III. Décision faisant l’objet du contrôle
A. Nouveaux éléments de preuve
[7] Devant la SAR, le demandeur a cherché à faire admettre de nouveaux éléments de preuve.
[8] La SAR a d’abord examiné les nouveaux éléments de preuve présentés lors de la mise en état de l’appel. Il s’agissait de neuf articles de presse sur la situation au Mexique. Les articles étaient postérieurs à la décision de la SPR. La SAR a conclu que ces éléments de preuve respectaient les conditions énoncées au paragraphe 110(4) de la LIPR et les critères relatifs à la nouveauté, à la pertinence et à la crédibilité. Elle a admis cette première tranche de nouveaux éléments de preuve.
[9] Après la mise en état de l’appel, le demandeur a cherché à faire admettre d’autres nouveaux éléments de preuve au titre de l’article 29 des Règles de la Section d’appel des réfugiés, SOR/2012-257 [les Règles de la SAR]. Cette tranche d’éléments de preuve comprenait quatre documents : un affidavit souscrit par le demandeur, une lettre de la fille du demandeur, le formulaire FDA de la fille du demandeur et les observations présentées par le demandeur à la SAR pour solliciter l’admission des nouveaux éléments de preuve. La SAR a rejeté ces éléments de preuve, estimant qu’ils ne respectaient pas les conditions énoncées à l’article 29 des Règles de la SAR puisqu’ils auraient pu, moyennant des efforts raisonnables, être présentés avec le dossier d’appel. De plus, même si elle avait été disposée à admettre ces éléments au titre de l’article 29, la SAR a conclu qu’elle les aurait tout de même jugés inadmissibles au motif qu’ils n’étaient pas crédibles.

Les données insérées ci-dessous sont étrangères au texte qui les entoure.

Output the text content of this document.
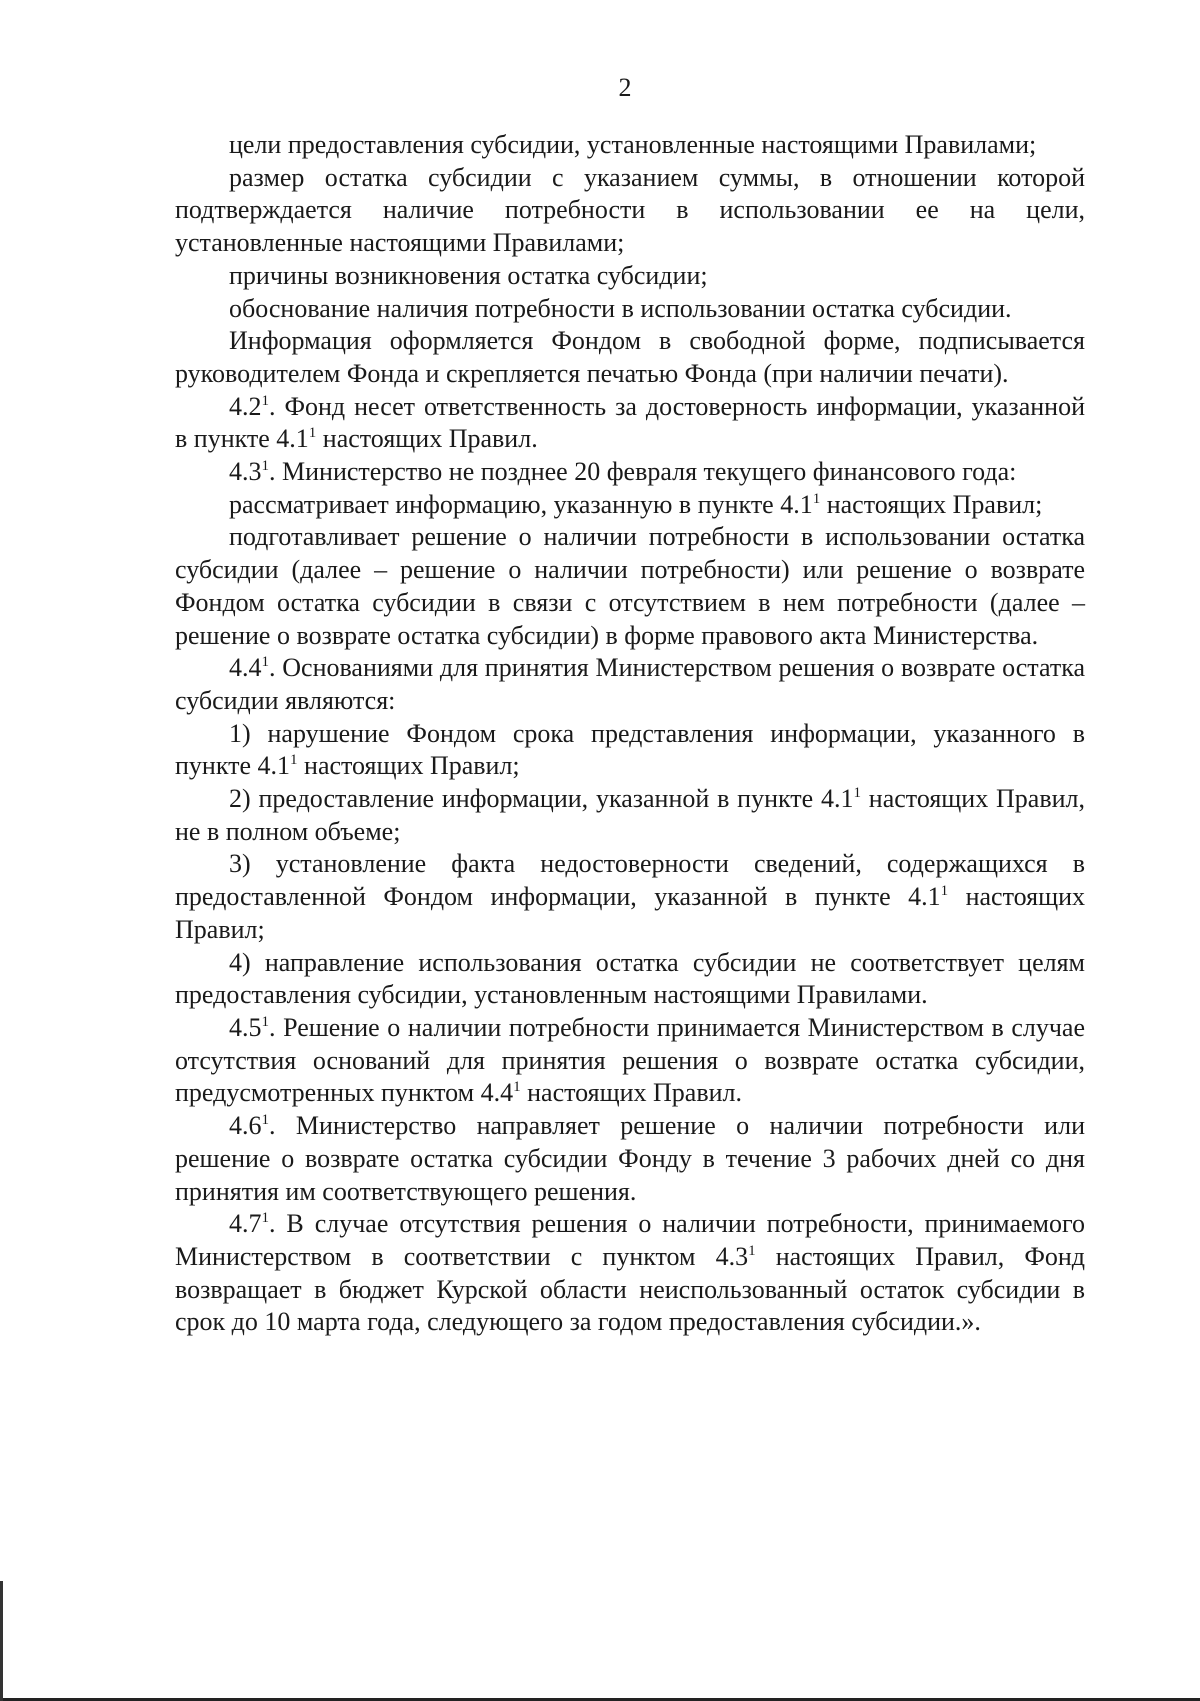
2

цели предоставления субсидии, установленные настоящими Правилами;

размер остатка субсидии с указанием суммы, в отношении которой подтверждается наличие потребности в использовании ее на цели, установленные настоящими Правилами;

причины возникновения остатка субсидии;

обоснование наличия потребности в использовании остатка субсидии.

Информация оформляется Фондом в свободной форме, подписывается руководителем Фонда и скрепляется печатью Фонда (при наличии печати).

$4.2^1$. Фонд несет ответственность за достоверность информации, указанной в пункте $4.1^1$ настоящих Правил.

$4.3^1$. Министерство не позднее 20 февраля текущего финансового года:

рассматривает информацию, указанную в пункте $4.1^1$ настоящих Правил;

подготавливает решение о наличии потребности в использовании остатка субсидии (далее – решение о наличии потребности) или решение о возврате Фондом остатка субсидии в связи с отсутствием в нем потребности (далее – решение о возврате остатка субсидии) в форме правового акта Министерства.

$4.4^1$. Основаниями для принятия Министерством решения о возврате остатка субсидии являются:

1) нарушение Фондом срока представления информации, указанного в пункте $4.1^1$ настоящих Правил;

2) предоставление информации, указанной в пункте $4.1^1$ настоящих Правил, не в полном объеме;

3) установление факта недостоверности сведений, содержащихся в предоставленной Фондом информации, указанной в пункте $4.1^1$ настоящих Правил;

4) направление использования остатка субсидии не соответствует целям предоставления субсидии, установленным настоящими Правилами.

$4.5^1$. Решение о наличии потребности принимается Министерством в случае отсутствия оснований для принятия решения о возврате остатка субсидии, предусмотренных пунктом $4.4^1$ настоящих Правил.

$4.6^1$. Министерство направляет решение о наличии потребности или решение о возврате остатка субсидии Фонду в течение 3 рабочих дней со дня принятия им соответствующего решения.

$4.7^1$. В случае отсутствия решения о наличии потребности, принимаемого Министерством в соответствии с пунктом $4.3^1$ настоящих Правил, Фонд возвращает в бюджет Курской области неиспользованный остаток субсидии в срок до 10 марта года, следующего за годом предоставления субсидии.».
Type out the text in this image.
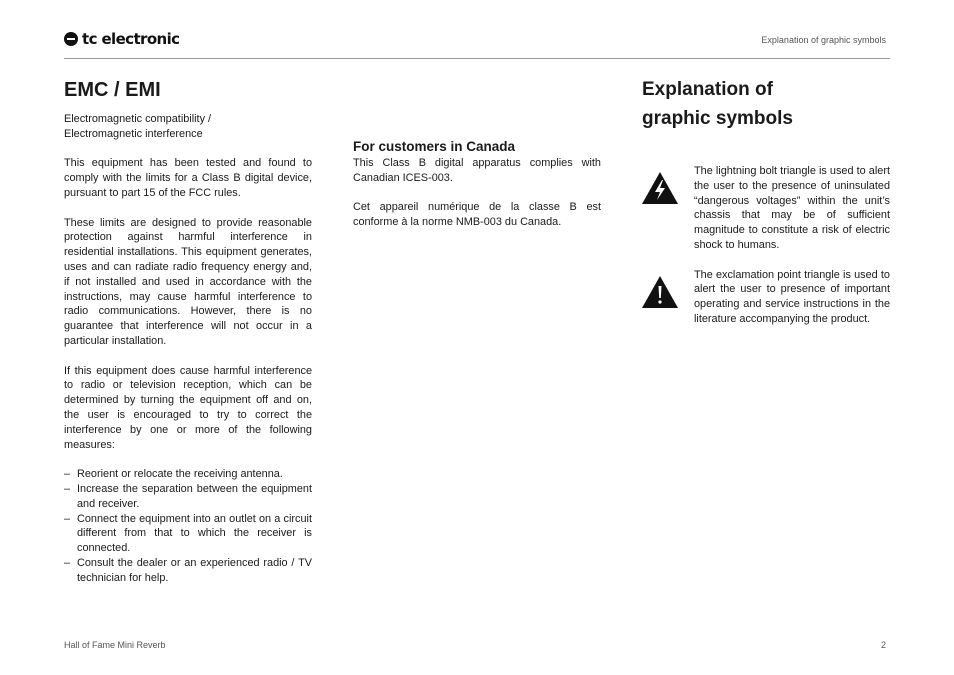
tc electronic	Explanation of graphic symbols
EMC / EMI

Electromagnetic compatibility /
Electromagnetic interference

This equipment has been tested and found to comply with the limits for a Class B digital device, pursuant to part 15 of the FCC rules.

These limits are designed to provide reasonable protection against harmful interference in residential installations. This equipment generates, uses and can radiate radio frequency energy and, if not installed and used in accordance with the instructions, may cause harmful interference to radio communications. However, there is no guarantee that interference will not occur in a particular installation.

If this equipment does cause harmful interference to radio or television reception, which can be determined by turning the equipment off and on, the user is encouraged to try to correct the interference by one or more of the following measures:

– Reorient or relocate the receiving antenna.
– Increase the separation between the equipment and receiver.
– Connect the equipment into an outlet on a circuit different from that to which the receiver is connected.
– Consult the dealer or an experienced radio / TV technician for help.
For customers in Canada

This Class B digital apparatus complies with Canadian ICES-003.

Cet appareil numérique de la classe B est conforme à la norme NMB-003 du Canada.

Explanation of
graphic symbols
The lightning bolt triangle is used to alert the user to the presence of uninsulated “dangerous voltages” within the unit’s chassis that may be of sufficient magnitude to constitute a risk of electric shock to humans.
The exclamation point triangle is used to alert the user to presence of important operating and service instructions in the literature accompanying the product.
Hall of Fame Mini Reverb	2
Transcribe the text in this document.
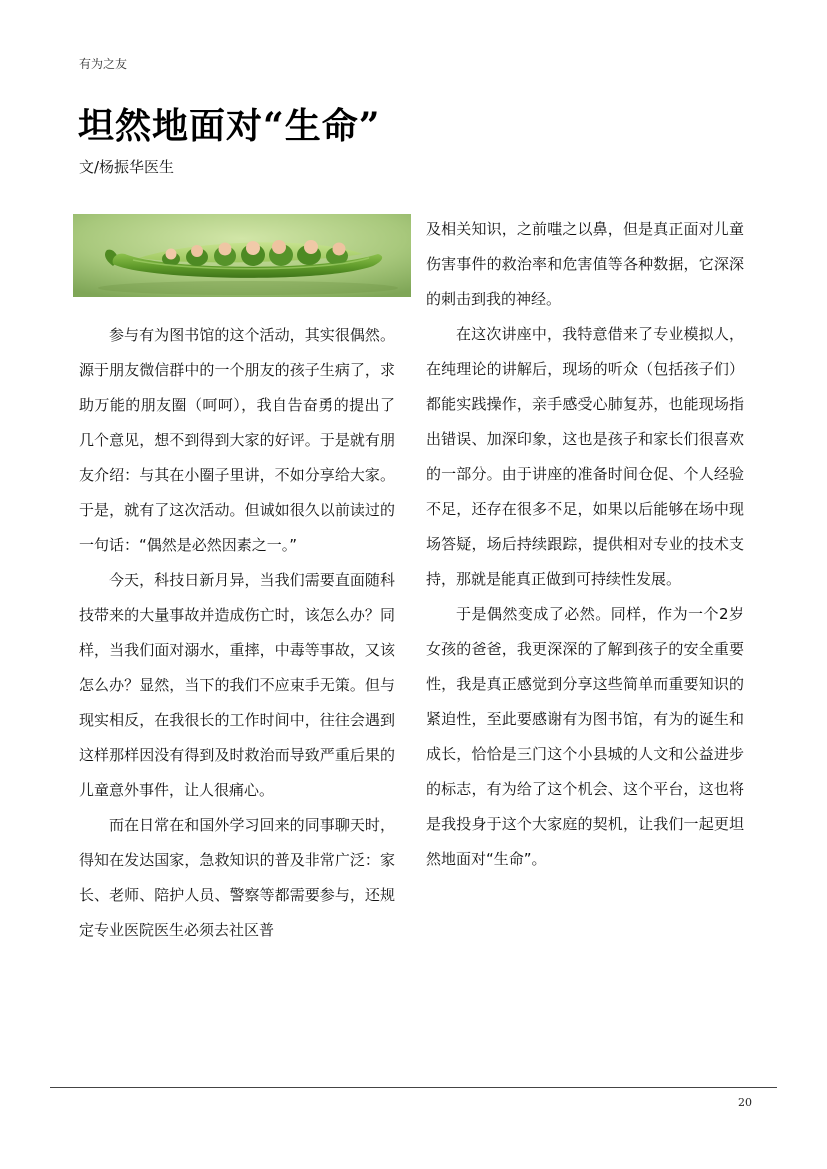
有为之友
坦然地面对“生命”
文/杨振华医生

参与有为图书馆的这个活动，其实很偶然。源于朋友微信群中的一个朋友的孩子生病了，求助万能的朋友圈（呵呵），我自告奋勇的提出了几个意见，想不到得到大家的好评。于是就有朋友介绍：与其在小圈子里讲，不如分享给大家。于是，就有了这次活动。但诚如很久以前读过的一句话：“偶然是必然因素之一。”

今天，科技日新月异，当我们需要直面随科技带来的大量事故并造成伤亡时，该怎么办？同样，当我们面对溺水，重摔，中毒等事故，又该怎么办？显然，当下的我们不应束手无策。但与现实相反，在我很长的工作时间中，往往会遇到这样那样因没有得到及时救治而导致严重后果的儿童意外事件，让人很痛心。

而在日常在和国外学习回来的同事聊天时，得知在发达国家，急救知识的普及非常广泛：家长、老师、陪护人员、警察等都需要参与，还规定专业医院医生必须去社区普

及相关知识，之前嗤之以鼻，但是真正面对儿童伤害事件的救治率和危害值等各种数据，它深深的刺击到我的神经。

在这次讲座中，我特意借来了专业模拟人，在纯理论的讲解后，现场的听众（包括孩子们）都能实践操作，亲手感受心肺复苏，也能现场指出错误、加深印象，这也是孩子和家长们很喜欢的一部分。由于讲座的准备时间仓促、个人经验不足，还存在很多不足，如果以后能够在场中现场答疑，场后持续跟踪，提供相对专业的技术支持，那就是能真正做到可持续性发展。

于是偶然变成了必然。同样，作为一个2岁女孩的爸爸，我更深深的了解到孩子的安全重要性，我是真正感觉到分享这些简单而重要知识的紧迫性，至此要感谢有为图书馆，有为的诞生和成长，恰恰是三门这个小县城的人文和公益进步的标志，有为给了这个机会、这个平台，这也将是我投身于这个大家庭的契机，让我们一起更坦然地面对“生命”。

20
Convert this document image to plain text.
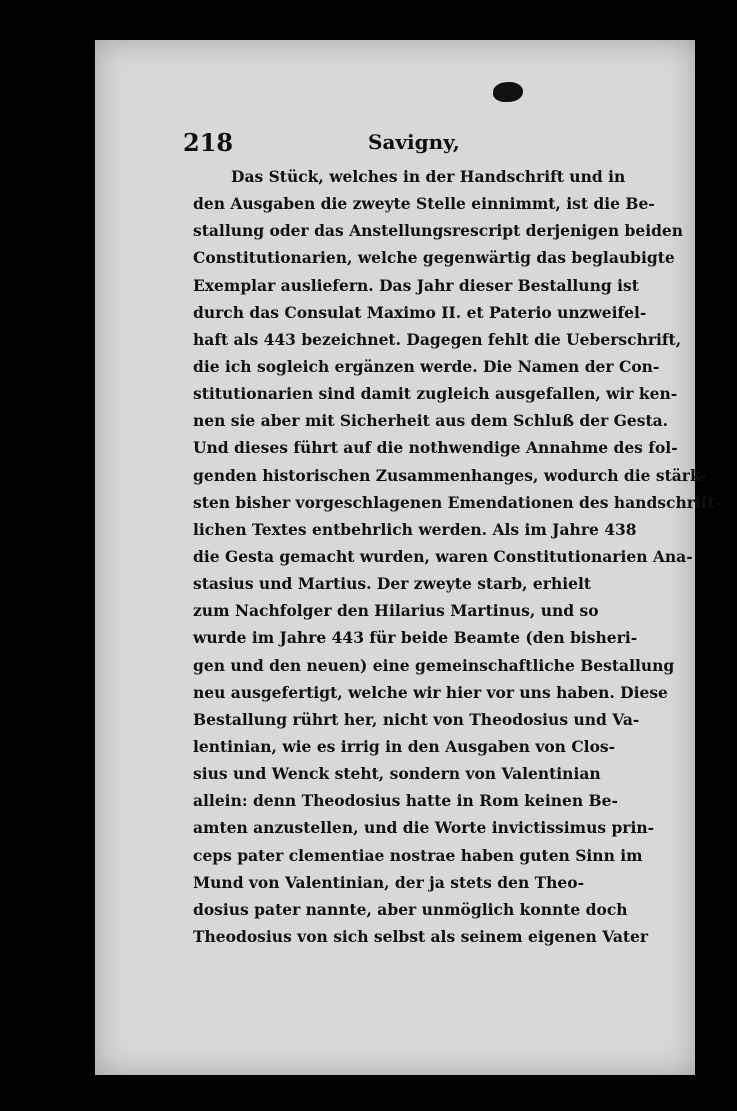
218	Savigny,
Das Stück, welches in der Handschrift und in
den Ausgaben die zweyte Stelle einnimmt, ist die Be-
stallung oder das Anstellungsrescript derjenigen beiden
Constitutionarien, welche gegenwärtig das beglaubigte
Exemplar ausliefern. Das Jahr dieser Bestallung ist
durch das Consulat Maximo II. et Paterio unzweifel-
haft als 443 bezeichnet. Dagegen fehlt die Ueberschrift,
die ich sogleich ergänzen werde. Die Namen der Con-
stitutionarien sind damit zugleich ausgefallen, wir ken-
nen sie aber mit Sicherheit aus dem Schluß der Gesta.
Und dieses führt auf die nothwendige Annahme des fol-
genden historischen Zusammenhanges, wodurch die stärk-
sten bisher vorgeschlagenen Emendationen des handschrift-
lichen Textes entbehrlich werden. Als im Jahre 438
die Gesta gemacht wurden, waren Constitutionarien Ana-
stasius und Martius. Der zweyte starb, erhielt
zum Nachfolger den Hilarius Martinus, und so
wurde im Jahre 443 für beide Beamte (den bisheri-
gen und den neuen) eine gemeinschaftliche Bestallung
neu ausgefertigt, welche wir hier vor uns haben. Diese
Bestallung rührt her, nicht von Theodosius und Va-
lentinian, wie es irrig in den Ausgaben von Clos-
sius und Wenck steht, sondern von Valentinian
allein: denn Theodosius hatte in Rom keinen Be-
amten anzustellen, und die Worte invictissimus prin-
ceps pater clementiae nostrae haben guten Sinn im
Mund von Valentinian, der ja stets den Theo-
dosius pater nannte, aber unmöglich konnte doch
Theodosius von sich selbst als seinem eigenen Vater
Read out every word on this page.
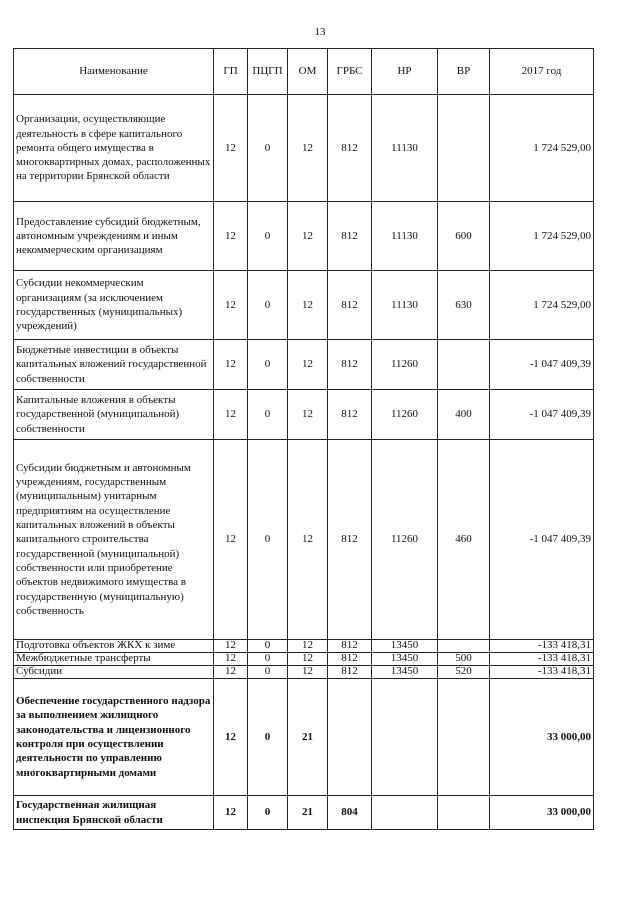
13
Наименование	ГП	ПЦГП	ОМ	ГРБС	НР	ВР	2017 год
Организации, осуществляющие деятельность в сфере капитального ремонта общего имущества в многоквартирных домах, расположенных на территории Брянской области	12	0	12	812	11130		1 724 529,00
Предоставление субсидий бюджетным, автономным учреждениям и иным некоммерческим организациям	12	0	12	812	11130	600	1 724 529,00
Субсидии некоммерческим организациям (за исключением государственных (муниципальных) учреждений)	12	0	12	812	11130	630	1 724 529,00
Бюджетные инвестиции в объекты капитальных вложений государственной собственности	12	0	12	812	11260		-1 047 409,39
Капитальные вложения в объекты государственной (муниципальной) собственности	12	0	12	812	11260	400	-1 047 409,39
Субсидии бюджетным и автономным учреждениям, государственным (муниципальным) унитарным предприятиям на осуществление капитальных вложений в объекты капитального строительства государственной (муниципальной) собственности или приобретение объектов недвижимого имущества в государственную (муниципальную) собственность	12	0	12	812	11260	460	-1 047 409,39
Подготовка объектов ЖКХ к зиме	12	0	12	812	13450		-133 418,31
Межбюджетные трансферты	12	0	12	812	13450	500	-133 418,31
Субсидии	12	0	12	812	13450	520	-133 418,31
Обеспечение государственного надзора за выполнением жилищного законодательства и лицензионного контроля при осуществлении деятельности по управлению многоквартирными домами	12	0	21				33 000,00
Государственная жилищная инспекция Брянской области	12	0	21	804			33 000,00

[10] Comme elle n’avait admis aucun nouvel élément de preuve qui soulevait une question importante quant à la crédibilité du demandeur, la SAR a jugé que rien ne justifiait la tenue d’une audience. Présumant que les allégations de risque formulées devant la SPR étaient vraies, elle a procédé à une analyse de la PRI.
[11] La SAR a examiné la PRI potentielle à Culiacán. Elle a énoncé les deux volets du critère relatif à la PRI et elle a expliqué les raisons pour lesquelles la SPR avait conclu que Culiacán respectait le premier volet du critère. La SAR a déclaré qu’elle avait examiné l’ensemble de la preuve avant de se pencher sur les erreurs alléguées dans l’analyse de la SPR.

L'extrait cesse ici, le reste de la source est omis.